S = np.ravel(np.abs(clf.dual_coef_)) < 1

# Verify that the `clf.coef_` is indeed computed from `clf.dual_coef_`.
# We'll use `clf.coef_` for convenience below.
assert np.allclose(
    np.ravel(clf.coef_),
    np.sum(np.ravel(clf.dual_coef_) * clf.support_vectors_.T, axis=1))
# The intercept estimations in primal formulation. Only support vectors are
# required, since otherwise the dual coefficients will be zero and won't count
# any.
b_estimates_primal = y_supp[S] - np.dot(clf.support_vectors_[S], np.ravel(clf.coef_))
### Verify that the mean of the estimations is indeed the intercept. ###
assert np.allclose(np.mean(b_estimates_primal), clf.intercept_)

# The kernel matrix.
K = np.dot(clf.support_vectors_, clf.support_vectors_.T)
# The Q matrix times alpha. Notice that when computing Q, only support vectors
# are required for the same reason as above.
Q_alpha = np.sum(np.ravel(clf.dual_coef_)[:, np.newaxis] * K, axis=0) * y_supp
# The intercept estimations in dual formulation.
b_estimates_dual = y_supp[S] * (1 - Q_alpha[S])
### Verify that the mean of the estimations is indeed the intercept. ###
assert np.allclose(clf.intercept_, np.mean(b_estimates_dual))

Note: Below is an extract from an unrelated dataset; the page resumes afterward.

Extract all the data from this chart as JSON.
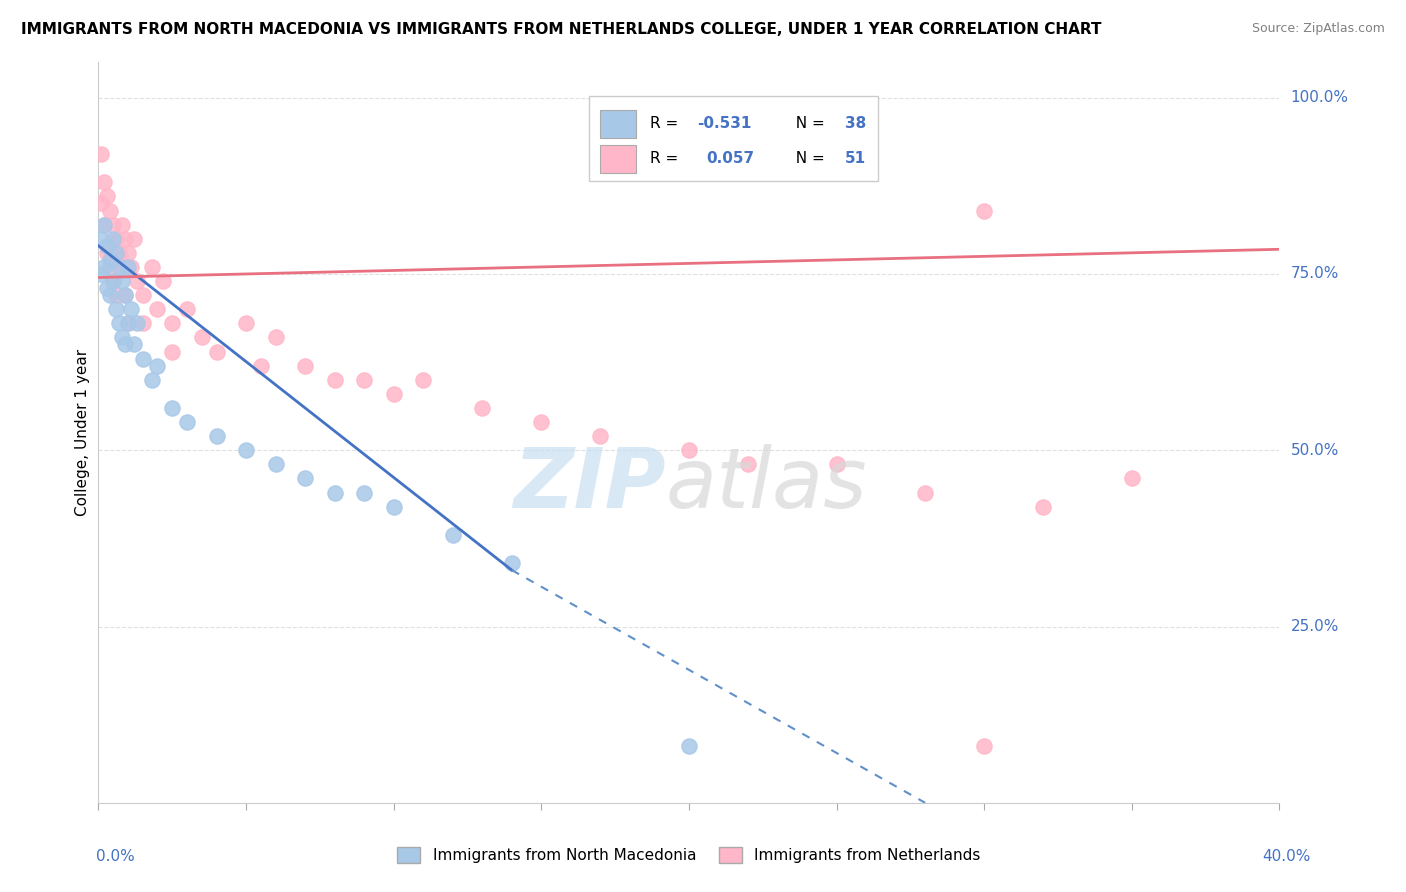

The following has been mentioned in the comment above, but I feel it necessary to redeclare them formally here: Recall that $\boldsymbol w = \sum_{i=1}^m\alpha_i y_i \phi(\boldsymbol x_i)$, and all $m$ $\alpha$’s are involved when computing $\mathbf Q\boldsymbol\alpha$. In fact, only those $i$ such that $\alpha_i > 0$ (corresponding to the support vectors) are necessary. That’s why we are able to find $\boldsymbol w$ and $\mathbf Q\boldsymbol\alpha$ even if scikit-learn stores only data related to support vectors.

Caveat: I find it quite hard to construct an example where there’s no free $\alpha$’s (i.e. those $\alpha_i$ such that $0 < \alpha_i < C$) at all. So strictly speaking, such edge case is not verified empirically in this post.